“Semua harus enak. Jangan ada kesalahan sedikit pun dalam membuat masakan, agar besan Ibu bisa menikmati,” ucap bu Heni tanpa memikirkan perasaan Rima.
Di sini tidak hanya Rima selaku menantu yang dibedakan, orang tuanya pun dibedakan. Dulu saat bapak mertua Rima masih hidup, beliau sangat baik. Beliau juga tidak pernah membedakan anak dan menantunya. Berbeda jauh dengan perangai ibu mertua Rima.
Bu Heni begitu bahagia dan bersemangat menyambut kedatangan orang tua Indah. Hal ini tidak pernah bu Heni lakukan jika orang tuanya Rima yang datang
Jangankan menyediakan makanan istimewa, minuman saja bu Heni tidak mengizinkan Rima menyiapkan untuk orang tuanya. Jika orang tua Rima datang bertamu, maka Rima akan membawa bapak beserta ibunya, makan di warung Bu Surti di ujung jalan
Sungguh sejak kejadian bu Heni memaki Rima di depan kedua orang tuanya, sejak saat itu orang tua Rima tidak pernah mengunjungi Rima lagi. Rima dan suaminya, yang mengunjungi mereka, tiap akhir pekan, saat Bambang libur kerja.
“Terima kasih Ibu. Ibu baik sekali,” puji Indah pada ibu mertuanya yang tengah menata semua hidangan istimewa di meja makan.

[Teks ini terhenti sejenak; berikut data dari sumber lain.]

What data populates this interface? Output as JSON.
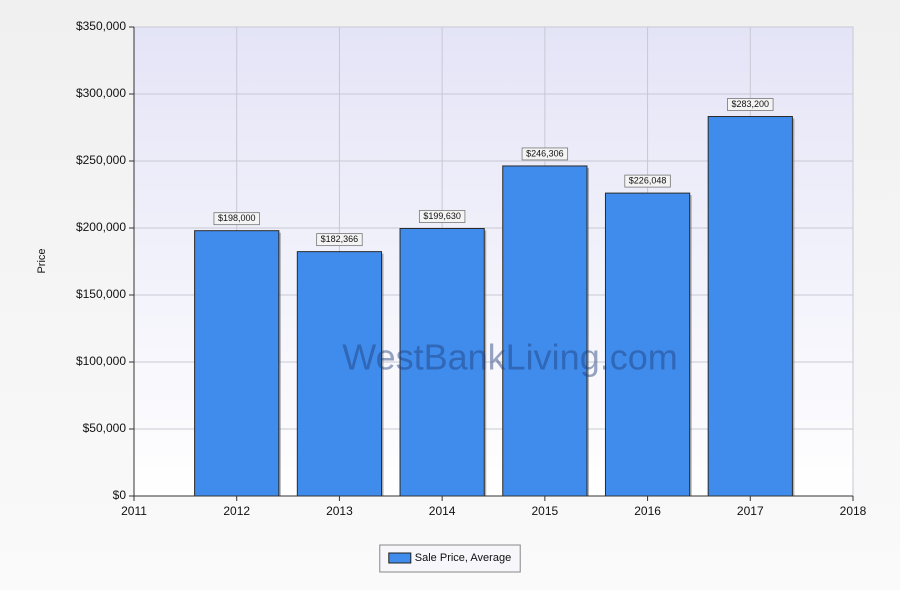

“Sama-sama Nak Indah. Semua sudah siap, tinggal menunggu kedatangan orang tuamu. Kita akan makan bersama,” sahut bu Heni sembari mengusap punggung Indah penuh rasa sayang. Apakah Rima iri? Tentu saja, dia juga menantu bu Heni, namun dia tidak pernah diperlakukan seperti bu Heni memperlakukan Indah.

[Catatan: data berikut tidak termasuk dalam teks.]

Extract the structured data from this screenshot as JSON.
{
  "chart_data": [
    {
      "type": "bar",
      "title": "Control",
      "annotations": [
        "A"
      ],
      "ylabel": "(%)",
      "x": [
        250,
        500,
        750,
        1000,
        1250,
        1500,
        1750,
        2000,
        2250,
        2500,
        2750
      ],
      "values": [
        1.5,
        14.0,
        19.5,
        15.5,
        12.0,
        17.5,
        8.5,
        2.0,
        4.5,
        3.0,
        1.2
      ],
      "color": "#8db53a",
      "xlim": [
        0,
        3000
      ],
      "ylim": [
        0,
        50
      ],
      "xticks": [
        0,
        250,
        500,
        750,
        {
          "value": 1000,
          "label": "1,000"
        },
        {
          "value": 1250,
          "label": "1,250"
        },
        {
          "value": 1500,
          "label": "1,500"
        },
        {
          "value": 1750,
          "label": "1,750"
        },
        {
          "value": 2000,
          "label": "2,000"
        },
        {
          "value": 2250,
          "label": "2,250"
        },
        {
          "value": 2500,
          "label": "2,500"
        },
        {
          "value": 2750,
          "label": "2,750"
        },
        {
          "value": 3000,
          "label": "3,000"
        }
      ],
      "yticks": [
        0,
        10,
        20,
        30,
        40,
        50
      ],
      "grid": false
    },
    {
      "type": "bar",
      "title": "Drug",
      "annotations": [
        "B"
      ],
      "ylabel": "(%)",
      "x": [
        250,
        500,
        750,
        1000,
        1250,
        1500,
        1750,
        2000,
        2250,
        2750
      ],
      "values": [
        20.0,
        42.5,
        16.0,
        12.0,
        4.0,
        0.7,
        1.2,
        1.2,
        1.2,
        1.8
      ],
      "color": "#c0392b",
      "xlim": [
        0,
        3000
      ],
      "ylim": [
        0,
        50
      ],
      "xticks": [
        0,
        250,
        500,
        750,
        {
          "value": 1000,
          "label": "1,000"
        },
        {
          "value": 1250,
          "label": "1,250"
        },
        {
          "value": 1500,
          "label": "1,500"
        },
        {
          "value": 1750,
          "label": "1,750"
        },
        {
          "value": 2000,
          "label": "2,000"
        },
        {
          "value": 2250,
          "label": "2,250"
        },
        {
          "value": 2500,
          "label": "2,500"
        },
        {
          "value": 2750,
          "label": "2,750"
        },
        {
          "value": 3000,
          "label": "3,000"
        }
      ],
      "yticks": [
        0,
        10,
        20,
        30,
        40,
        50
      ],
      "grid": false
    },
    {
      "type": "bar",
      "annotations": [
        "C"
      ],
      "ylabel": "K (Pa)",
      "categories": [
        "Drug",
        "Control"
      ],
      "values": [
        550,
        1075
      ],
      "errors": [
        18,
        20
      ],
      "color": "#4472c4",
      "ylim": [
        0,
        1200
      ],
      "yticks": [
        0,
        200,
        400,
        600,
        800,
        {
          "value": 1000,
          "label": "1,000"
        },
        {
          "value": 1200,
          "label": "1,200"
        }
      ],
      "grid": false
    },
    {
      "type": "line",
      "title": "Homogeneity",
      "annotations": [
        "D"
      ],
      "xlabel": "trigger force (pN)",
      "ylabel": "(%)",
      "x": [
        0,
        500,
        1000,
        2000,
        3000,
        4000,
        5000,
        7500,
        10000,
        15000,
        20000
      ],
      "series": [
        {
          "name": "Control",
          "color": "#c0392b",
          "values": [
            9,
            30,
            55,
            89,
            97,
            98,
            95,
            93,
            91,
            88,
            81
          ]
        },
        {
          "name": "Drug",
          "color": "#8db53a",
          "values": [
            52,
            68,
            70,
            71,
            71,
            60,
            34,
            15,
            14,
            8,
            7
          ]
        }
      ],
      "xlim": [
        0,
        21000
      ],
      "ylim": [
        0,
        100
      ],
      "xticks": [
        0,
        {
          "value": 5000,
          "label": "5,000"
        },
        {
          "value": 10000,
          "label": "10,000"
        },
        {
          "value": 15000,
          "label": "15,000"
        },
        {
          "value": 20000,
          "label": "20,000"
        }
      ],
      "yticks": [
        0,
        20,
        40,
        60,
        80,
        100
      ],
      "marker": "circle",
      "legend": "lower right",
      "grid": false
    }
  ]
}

“Rima masih ada waktu satu jam. Ibu minta kamu bisa buatkan kue buat orang tua Nak Indah, sekarang!" titah bu Heni membuyarkan lamunan Rima.
“Maaf Bu. Rima kurang enak badan. Bahan di rumah juga sudah habis. Rima belum belanja lagi. Tidak cukup waktunya kalau harus belanja dulu,” sahut Rima berbohong. Bagaimana pun Rima masih sakit hati, teringat perlakuan ibu mertuanya terhadap kedua orang tuanya.
“Ya sudah kalau begitu, tolong belikan di toko kue pak Haji Arsyad! O iya, pakai uangmu dulu ya? Nanti ibu ganti.”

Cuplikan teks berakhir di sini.